The best customers are the ones who don't need you but understand the value of keeping you around. They're the ones who want to push technology to the limits but need someone to support them, challenge them and run faster with them. As an industry we tend to build entire teams around solving for growth, rather than building real value. We assume better doc, better PR, better "customer success" teams will solve the value problem, when all they do is solve for growth. Growth and value are two totally different things. I can buy a bigger house, but if I have to work three jobs to maintain it, do I get any new value from it? My wife may say yes- I say, not really (luckily she's not reading this).
The term "customer success" SHOULD NOT BE A THING, NOT WHEN I CAN LEARN ABOUT MACHINE LEARNING AND QUANTUM COMPUTER TECHNOLOGY ON YOUTUBE ALONG WITH ALL THE OTHER SMART 15 YEAR OLDS. With this kind of team, you're targeting the wrong kind of customer and investing in their worst weaknesses. Instead you should be assuming they are smart, challenging them every day and using that metric to drive the others towards the competition. Is that fat government contract really worth it if you have to hire 20 full timers just to mitigate the politics? If you're already massively profitable and have those kinds of people, maybe. If you're not already making millions (billions?), probably not.
To me, the best customers are not the ones who pay and don't ask questions, nor are they the ones who pay but ask all the questions. They're the ones who pay and ask you SMART questions, help fix your doc and actively send pull requests. They're the ones who actively engage, contribute and challenge you as much as you challenge them. They help you solve your own problems, hint where their future needs are likely to be and identify their willingness to pay for them.
Where's the Take-Away?
I've logged a lot of hours on TastyTrade over the past 6 years (4000+ hours?). The average TastyTrader spends about 2-3 hours per day consuming their content. Many so called "investors" assume to "be in the know" you're either logging hours of CNBC or Bloomberg or worse, CNN. This may be true for passive investors who only make 2-3 trades per day or week, but for the rest of us who make ~4500 trades per year [let's say ~15 per day?], we do things a bit differently.

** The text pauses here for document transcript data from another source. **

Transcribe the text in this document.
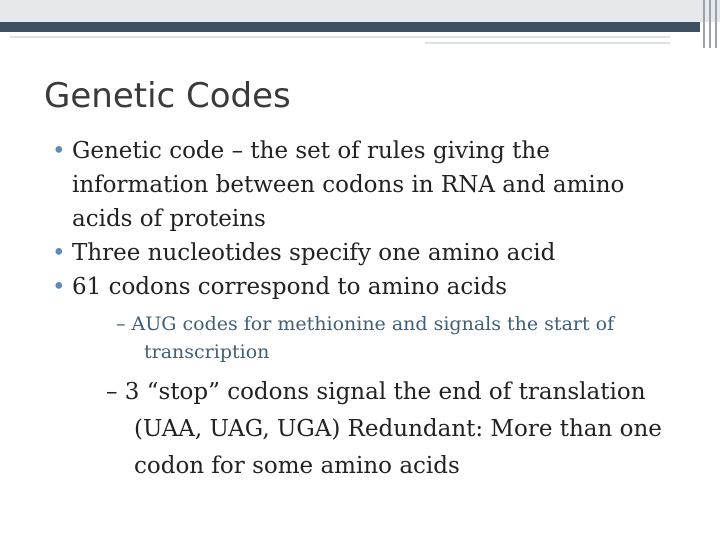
Genetic Codes
• Genetic code – the set of rules giving the information between codons in RNA and amino acids of proteins
• Three nucleotides specify one amino acid
• 61 codons correspond to amino acids
– AUG codes for methionine and signals the start of transcription
– 3 “stop” codons signal the end of translation (UAA, UAG, UGA) Redundant: More than one codon for some amino acids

TastyTrade has rendered traditional "business" news unwatchable for me for two main reasons; there are ZERO tradable takeaways, and they don't actually trade. They talk like they trade; but do you see them making trades while on camera? They certainly talk a lot; but I've never heard them suggest "hey, I just sold some Apple" mid-show. All day, all talk, no trade.. and i'm supposed to take their advice when making 'investment decisions?'
Whether you identify as an active trader or not, that's not what i'm trying to drive here. TastyTrade pushes two main points, you learn by number of occurrences and you should have a solid, tradable takeaway for every 15 minutes of content. Those takeaways, should be driven by solid statistical research and not gut feel. The punchline- while their brokerage makes money from you actively trading, they give all their content away FOR FREE. This formula has turned me into a customer for life, because they challenge me to be a BETTER trader, not a passive consumer.
You either believe in and test the math for yourself or you mooch the content for free and use someone else. However, having made over 15,000 trades in the past few years, I can tell you the math is spot on. I now consider myself a smart and engaged customer, who understand the value and rarely needs their help. In fact, the only time I engage them is because of a platform bug, or when I spot a future need. I (we?) challenge them as much as they challenge us and the value for value proposition is obvious for both of us, no sales or customer success teams required. The owners of both TastyTrade and TastyWorks participate in the customer engagement process at a massive scale unseen anywhere else on the Internet.
How many security blogs do you read that have real, actionable takeaways at the end? Not just in the form of some intelligence indicators, but the thought process behind the tools you used to solve that problem? How many are written by senior level engineers who are deeply engaged at the platform level? How many end with; "like our shinny content? give us all your personal info so we can sell you something that's not intuitive for enough for you to understand on your own!". Like i've said before, i'm an intelligent human, Where's your Paypal button?
Applied Research
You're smartest, highest level engineers should be actively engaging with the front lines. They should be writing in-depth, technical blogs every week, month, quarter. They should be observing what posts are gaining traction and what posts aren't. They should intuitively understand where they're customer's pain points are and adapting the technology to fix them.
They should also be going out of their way to challenge your customers and help them be better. They should be teaching your customers how to do what they do, so they can jump ahead to the harder problems. Every piece of content should have a take-away, either an FAQ, lesson learned or a tool. Something that acts like a cheap piece of marketing, articulating where the market is headed and what the value is.
Target and challenge your savvy customers and build your business model around that. Don't be afraid to fire the others… immediately, if not sooner. You'll for sure sacrifice short term growth, but for a pretty positive life experience.